# Can Irish citizen open a US bank account?



## Trudy (10 Jan 2011)

Can anyone tell me if it possible for an Irish citizen to open a US bank account? can you do it in Ireland?  how difficult is it...what documents are required?
thanks, 
Trudy


----------



## Lightning (11 Jan 2011)

I assume you are looking for a USD deposit account with a US based bank? 

It is easy enough. I have an account with www.TDAmeritrade.com , it is both a trading account and also a USD deposit account. The steps are clear to follow on their website. 

Maybe other posters may know of better US non resident USD deposit options? 
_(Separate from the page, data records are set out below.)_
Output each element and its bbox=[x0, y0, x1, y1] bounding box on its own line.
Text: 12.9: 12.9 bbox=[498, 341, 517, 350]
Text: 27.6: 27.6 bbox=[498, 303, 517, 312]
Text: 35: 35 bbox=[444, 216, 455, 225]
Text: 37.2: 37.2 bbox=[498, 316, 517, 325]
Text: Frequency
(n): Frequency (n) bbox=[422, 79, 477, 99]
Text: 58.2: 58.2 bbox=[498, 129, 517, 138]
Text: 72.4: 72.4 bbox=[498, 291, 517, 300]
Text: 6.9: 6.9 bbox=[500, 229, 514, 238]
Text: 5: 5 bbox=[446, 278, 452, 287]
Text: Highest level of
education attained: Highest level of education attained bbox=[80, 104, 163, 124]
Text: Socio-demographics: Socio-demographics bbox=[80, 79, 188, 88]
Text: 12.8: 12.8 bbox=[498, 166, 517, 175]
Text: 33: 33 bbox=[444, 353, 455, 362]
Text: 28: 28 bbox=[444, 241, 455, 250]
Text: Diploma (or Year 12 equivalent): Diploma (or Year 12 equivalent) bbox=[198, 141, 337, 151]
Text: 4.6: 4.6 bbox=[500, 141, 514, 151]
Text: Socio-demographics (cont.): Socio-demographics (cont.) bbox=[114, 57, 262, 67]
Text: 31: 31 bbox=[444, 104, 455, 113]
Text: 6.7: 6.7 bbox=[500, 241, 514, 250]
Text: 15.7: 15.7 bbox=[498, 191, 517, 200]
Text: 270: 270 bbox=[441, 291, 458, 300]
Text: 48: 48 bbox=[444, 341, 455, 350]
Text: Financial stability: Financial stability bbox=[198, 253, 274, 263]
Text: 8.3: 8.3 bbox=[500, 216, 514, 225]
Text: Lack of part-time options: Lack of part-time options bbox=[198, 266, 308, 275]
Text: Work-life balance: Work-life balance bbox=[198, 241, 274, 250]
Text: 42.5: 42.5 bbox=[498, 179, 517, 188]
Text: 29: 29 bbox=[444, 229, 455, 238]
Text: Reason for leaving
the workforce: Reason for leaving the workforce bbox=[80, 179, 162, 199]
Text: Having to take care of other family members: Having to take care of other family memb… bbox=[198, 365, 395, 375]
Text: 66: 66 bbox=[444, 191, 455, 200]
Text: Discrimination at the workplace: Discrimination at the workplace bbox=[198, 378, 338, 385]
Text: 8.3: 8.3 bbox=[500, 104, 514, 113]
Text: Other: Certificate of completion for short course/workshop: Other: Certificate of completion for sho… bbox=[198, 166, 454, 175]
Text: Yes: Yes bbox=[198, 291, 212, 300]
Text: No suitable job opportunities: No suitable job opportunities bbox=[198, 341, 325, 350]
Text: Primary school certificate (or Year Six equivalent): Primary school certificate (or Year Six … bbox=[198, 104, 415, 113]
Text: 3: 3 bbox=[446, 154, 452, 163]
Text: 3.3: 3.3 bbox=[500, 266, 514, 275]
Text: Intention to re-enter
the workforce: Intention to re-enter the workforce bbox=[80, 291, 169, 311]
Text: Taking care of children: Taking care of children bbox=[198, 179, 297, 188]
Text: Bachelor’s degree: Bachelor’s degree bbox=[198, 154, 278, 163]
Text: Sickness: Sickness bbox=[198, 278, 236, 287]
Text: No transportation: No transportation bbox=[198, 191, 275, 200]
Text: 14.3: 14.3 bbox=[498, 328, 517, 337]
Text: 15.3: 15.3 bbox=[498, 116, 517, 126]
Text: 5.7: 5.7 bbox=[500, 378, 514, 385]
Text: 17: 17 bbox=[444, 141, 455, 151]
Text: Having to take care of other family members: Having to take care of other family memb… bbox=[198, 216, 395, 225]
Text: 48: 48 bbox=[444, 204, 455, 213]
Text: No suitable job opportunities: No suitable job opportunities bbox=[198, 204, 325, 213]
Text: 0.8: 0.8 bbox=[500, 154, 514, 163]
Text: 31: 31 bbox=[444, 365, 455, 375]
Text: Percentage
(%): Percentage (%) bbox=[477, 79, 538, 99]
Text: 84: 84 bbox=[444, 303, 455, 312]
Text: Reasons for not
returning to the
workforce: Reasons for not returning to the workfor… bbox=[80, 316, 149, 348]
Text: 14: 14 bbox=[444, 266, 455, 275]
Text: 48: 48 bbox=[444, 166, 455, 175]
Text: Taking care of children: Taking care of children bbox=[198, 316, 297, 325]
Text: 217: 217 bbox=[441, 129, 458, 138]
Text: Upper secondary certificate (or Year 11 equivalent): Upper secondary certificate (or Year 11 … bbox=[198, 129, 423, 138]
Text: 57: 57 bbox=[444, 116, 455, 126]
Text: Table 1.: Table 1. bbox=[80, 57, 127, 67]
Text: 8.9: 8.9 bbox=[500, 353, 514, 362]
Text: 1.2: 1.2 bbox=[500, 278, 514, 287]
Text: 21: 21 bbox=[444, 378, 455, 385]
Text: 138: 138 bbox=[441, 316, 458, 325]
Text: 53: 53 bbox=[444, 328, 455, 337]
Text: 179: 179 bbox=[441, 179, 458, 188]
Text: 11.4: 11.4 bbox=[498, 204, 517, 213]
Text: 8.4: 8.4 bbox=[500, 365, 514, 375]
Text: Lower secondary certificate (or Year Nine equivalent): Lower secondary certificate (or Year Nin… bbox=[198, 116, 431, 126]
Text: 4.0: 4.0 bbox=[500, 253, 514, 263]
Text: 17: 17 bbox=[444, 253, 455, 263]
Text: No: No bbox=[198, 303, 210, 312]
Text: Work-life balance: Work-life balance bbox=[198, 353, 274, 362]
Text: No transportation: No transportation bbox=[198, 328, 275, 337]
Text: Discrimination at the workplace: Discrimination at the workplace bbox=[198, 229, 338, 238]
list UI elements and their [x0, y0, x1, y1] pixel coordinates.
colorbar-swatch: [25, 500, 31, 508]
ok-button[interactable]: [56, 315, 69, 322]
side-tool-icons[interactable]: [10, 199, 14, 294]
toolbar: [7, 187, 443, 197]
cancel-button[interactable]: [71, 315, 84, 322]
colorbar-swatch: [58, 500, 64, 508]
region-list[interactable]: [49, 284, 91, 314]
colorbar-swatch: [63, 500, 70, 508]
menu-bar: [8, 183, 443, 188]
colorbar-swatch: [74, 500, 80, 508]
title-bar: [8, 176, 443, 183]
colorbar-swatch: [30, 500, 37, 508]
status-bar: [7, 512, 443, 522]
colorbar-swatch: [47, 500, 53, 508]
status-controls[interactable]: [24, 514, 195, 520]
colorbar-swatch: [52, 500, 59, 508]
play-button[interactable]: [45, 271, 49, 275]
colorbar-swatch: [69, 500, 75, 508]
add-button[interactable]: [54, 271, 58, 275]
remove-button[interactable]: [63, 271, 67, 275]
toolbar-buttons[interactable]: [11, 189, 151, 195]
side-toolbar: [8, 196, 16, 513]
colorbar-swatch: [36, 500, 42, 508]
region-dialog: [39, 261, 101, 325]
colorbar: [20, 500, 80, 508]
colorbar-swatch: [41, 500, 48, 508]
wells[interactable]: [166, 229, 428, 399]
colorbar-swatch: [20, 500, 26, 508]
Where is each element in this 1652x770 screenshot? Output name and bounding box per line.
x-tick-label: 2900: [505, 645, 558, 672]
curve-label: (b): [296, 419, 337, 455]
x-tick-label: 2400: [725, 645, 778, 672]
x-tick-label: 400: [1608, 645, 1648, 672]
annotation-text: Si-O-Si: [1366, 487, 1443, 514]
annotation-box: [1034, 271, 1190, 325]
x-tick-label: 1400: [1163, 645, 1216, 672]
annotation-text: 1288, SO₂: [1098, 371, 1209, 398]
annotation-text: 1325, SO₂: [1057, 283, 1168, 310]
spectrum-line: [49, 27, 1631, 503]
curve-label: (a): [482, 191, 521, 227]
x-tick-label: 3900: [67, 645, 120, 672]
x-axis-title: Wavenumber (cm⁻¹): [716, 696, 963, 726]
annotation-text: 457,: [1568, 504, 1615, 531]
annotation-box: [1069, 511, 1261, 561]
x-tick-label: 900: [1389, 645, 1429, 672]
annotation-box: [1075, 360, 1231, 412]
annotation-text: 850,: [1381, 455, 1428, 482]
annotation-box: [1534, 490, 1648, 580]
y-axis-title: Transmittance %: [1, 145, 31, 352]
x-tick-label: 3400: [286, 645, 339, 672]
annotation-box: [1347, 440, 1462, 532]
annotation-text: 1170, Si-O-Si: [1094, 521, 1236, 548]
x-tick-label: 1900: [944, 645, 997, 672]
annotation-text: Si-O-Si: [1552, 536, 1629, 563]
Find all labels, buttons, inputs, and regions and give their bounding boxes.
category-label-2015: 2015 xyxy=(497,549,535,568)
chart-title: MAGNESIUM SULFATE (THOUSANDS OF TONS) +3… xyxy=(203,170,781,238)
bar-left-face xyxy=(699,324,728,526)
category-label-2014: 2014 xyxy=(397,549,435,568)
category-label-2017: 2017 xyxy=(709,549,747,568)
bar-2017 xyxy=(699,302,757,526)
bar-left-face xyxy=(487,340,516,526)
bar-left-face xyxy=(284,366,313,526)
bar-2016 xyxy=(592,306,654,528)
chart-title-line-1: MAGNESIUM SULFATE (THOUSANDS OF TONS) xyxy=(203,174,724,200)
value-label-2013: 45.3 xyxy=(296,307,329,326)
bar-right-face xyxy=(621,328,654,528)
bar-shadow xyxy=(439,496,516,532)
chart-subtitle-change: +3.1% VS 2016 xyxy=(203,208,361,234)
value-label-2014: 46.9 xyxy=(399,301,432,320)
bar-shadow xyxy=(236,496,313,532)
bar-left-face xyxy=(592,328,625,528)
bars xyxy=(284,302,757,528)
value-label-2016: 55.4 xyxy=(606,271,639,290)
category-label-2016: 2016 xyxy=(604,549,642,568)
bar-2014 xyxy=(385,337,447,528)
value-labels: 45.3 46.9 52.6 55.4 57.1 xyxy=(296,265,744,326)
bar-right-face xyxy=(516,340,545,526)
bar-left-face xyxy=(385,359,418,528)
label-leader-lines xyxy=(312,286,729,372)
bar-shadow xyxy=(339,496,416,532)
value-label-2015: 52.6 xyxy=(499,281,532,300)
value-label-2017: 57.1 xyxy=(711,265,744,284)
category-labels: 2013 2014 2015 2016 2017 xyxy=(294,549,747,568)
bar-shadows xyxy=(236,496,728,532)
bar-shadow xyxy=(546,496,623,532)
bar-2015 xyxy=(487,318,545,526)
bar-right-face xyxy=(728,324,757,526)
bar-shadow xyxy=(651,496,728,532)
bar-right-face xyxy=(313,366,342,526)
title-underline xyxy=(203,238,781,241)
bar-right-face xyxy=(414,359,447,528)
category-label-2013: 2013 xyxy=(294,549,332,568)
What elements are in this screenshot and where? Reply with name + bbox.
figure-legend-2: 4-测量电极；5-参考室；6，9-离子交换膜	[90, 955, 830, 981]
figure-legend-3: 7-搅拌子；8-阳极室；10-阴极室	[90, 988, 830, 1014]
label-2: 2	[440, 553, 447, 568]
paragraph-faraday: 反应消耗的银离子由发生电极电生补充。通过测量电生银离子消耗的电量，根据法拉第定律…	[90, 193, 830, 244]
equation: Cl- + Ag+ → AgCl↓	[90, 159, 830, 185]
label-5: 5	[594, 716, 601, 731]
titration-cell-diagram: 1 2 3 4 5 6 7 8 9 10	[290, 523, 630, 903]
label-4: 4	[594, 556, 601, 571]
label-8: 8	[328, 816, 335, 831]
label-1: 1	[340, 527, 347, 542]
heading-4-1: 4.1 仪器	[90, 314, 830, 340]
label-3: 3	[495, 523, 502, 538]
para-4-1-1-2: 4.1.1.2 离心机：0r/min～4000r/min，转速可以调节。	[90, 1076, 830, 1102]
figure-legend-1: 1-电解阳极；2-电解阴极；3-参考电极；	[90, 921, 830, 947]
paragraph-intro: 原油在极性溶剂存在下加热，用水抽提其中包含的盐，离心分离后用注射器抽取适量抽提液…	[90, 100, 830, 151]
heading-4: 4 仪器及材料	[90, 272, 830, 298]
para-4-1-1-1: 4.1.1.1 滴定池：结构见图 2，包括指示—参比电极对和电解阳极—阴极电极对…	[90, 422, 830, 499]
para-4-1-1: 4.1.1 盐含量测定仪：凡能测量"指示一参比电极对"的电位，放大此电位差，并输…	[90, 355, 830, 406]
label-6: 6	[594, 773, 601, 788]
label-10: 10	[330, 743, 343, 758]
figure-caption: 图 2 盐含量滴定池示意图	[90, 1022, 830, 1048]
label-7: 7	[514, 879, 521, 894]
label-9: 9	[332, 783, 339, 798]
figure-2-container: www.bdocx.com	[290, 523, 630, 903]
The interest rate is very low on almost all USD deposit accounts unless you want an offshore USD account with an Irish bank.


----------



## horusd (11 Jan 2011)

Investec also offer US dollar accounts to Irish citizens if your aim is to hold money in $ as opposed to actually having a functional US account which is a different matter. Here is the link to their site. http://www.investec.ie/#home/deposits_and_banking_services/for_ccy_dep.html


From a quick glance at this page, the interest rates offered seem minimal (although this may not be a consideration for you).

I was just recently looking for info on opening an AUD $ account with investec  and there is some good info under that post that you might find useful, particularly about FX rates. You'll see it under "deposits" section  of AAM .  Hope this helps.


----------